The price of iron ore has tumbled 36 percent in the past year. Ore with 62 percent content traded at $56.21 a dry ton on Monday, according to data compiled by Metal Bulletin Ltd. It touched $44.59 on July 8, a record for data going back to May 2009, and two-thirds lower than the level when Eder in 2012 said prices would tumble on weaker Chinese growth and increased supply.

“There is so much iron-ore and coal in the market that it makes sense to do some shopping around,” Eder said Thursday. “This is much easier than in the past.”

He sees further weakness in China, with steel mills closing as the world’s largest producer of the metal remakes its industry.

“The need for a steel industry restructuring in China has surged sharply,” said Eder, who sees 300 million to 400 million tons of unneeded capacity in the nation. “The least one should expect is that no new capacities are coming in China over the next years and the gradual closure of obsolete capacities.”

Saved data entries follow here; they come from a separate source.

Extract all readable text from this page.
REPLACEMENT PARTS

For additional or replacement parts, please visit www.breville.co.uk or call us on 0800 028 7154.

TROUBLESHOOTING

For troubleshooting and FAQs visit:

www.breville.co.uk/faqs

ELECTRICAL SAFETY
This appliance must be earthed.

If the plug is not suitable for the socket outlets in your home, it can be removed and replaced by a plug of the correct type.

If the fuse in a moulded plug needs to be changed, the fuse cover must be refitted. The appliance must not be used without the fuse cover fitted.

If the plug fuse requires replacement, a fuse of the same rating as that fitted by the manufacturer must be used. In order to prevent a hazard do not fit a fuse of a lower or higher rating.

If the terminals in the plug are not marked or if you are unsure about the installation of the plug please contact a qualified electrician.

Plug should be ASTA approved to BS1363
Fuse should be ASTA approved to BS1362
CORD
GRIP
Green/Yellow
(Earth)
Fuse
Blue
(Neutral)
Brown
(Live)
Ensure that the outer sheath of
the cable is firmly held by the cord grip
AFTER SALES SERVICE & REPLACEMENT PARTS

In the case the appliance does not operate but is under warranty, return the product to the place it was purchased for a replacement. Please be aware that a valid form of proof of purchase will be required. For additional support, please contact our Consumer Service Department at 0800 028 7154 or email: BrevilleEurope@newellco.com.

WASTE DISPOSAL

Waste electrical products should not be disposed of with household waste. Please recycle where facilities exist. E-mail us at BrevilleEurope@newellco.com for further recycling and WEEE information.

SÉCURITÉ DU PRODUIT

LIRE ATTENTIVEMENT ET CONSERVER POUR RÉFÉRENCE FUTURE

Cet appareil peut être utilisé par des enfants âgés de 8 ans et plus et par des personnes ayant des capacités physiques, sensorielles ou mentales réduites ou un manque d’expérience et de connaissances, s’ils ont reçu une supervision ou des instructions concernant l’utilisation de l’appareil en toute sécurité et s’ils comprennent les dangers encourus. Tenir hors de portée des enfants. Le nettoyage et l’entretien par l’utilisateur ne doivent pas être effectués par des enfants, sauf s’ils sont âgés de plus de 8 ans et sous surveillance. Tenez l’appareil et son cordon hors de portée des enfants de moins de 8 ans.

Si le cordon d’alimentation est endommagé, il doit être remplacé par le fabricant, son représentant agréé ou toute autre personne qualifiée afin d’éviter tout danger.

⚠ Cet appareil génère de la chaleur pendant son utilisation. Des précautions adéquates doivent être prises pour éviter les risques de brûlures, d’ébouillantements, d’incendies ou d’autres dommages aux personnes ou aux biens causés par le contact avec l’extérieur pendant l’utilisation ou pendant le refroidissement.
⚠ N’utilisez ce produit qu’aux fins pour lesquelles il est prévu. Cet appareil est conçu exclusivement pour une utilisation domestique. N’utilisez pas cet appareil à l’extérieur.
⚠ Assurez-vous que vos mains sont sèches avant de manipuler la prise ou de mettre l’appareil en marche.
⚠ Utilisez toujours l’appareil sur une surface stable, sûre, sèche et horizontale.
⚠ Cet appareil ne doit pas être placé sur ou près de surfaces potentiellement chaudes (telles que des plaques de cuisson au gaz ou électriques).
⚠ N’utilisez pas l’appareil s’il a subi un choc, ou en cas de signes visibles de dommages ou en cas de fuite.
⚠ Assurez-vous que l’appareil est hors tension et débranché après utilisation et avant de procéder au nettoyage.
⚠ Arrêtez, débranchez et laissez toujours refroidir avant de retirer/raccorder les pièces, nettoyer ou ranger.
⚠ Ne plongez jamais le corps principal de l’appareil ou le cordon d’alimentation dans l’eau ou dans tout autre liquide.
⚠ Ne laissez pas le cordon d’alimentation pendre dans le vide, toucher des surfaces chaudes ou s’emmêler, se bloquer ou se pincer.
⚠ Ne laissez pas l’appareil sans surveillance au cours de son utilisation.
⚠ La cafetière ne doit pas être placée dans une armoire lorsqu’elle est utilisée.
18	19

His views echo those of Lakshmi Mittal, billionaire chief of ArcelorMittal, the biggest steelmaker. Mittal said July 31 that falling steel prices will squeeze Chinese producers, accelerating state plans to close mills.

Among the miners, Rio Tinto sees output reaching 1 billion tons by 2030, Vale expects 900 million tons by 2025 and BHP Billiton as much as 985 million tons by the mid-2020s even after trimming its forecast last month.

Robust Review

Rio, BHP and Vale have expressed confidence in their outlooks for growth. BHP CEO Andrew Mackenzie said Aug. 25 that the company had gone into “incredible detail” in reaching its revised figures, while Rio’s Sam Walsh said Aug. 6 the company’s estimates had been put through a “robust review.” The miners referred to their earlier statements when contacted by Bloomberg on Tuesday.

Eder can’t share their optimism.

“Looking at the most recent developments in China, I do not see at least for the next few years the financing power to do the large construction projects that these enormous volumes of steel will be needed for,” he said. “Maybe in the next 25 to 30 years, but not in the next 10 years.”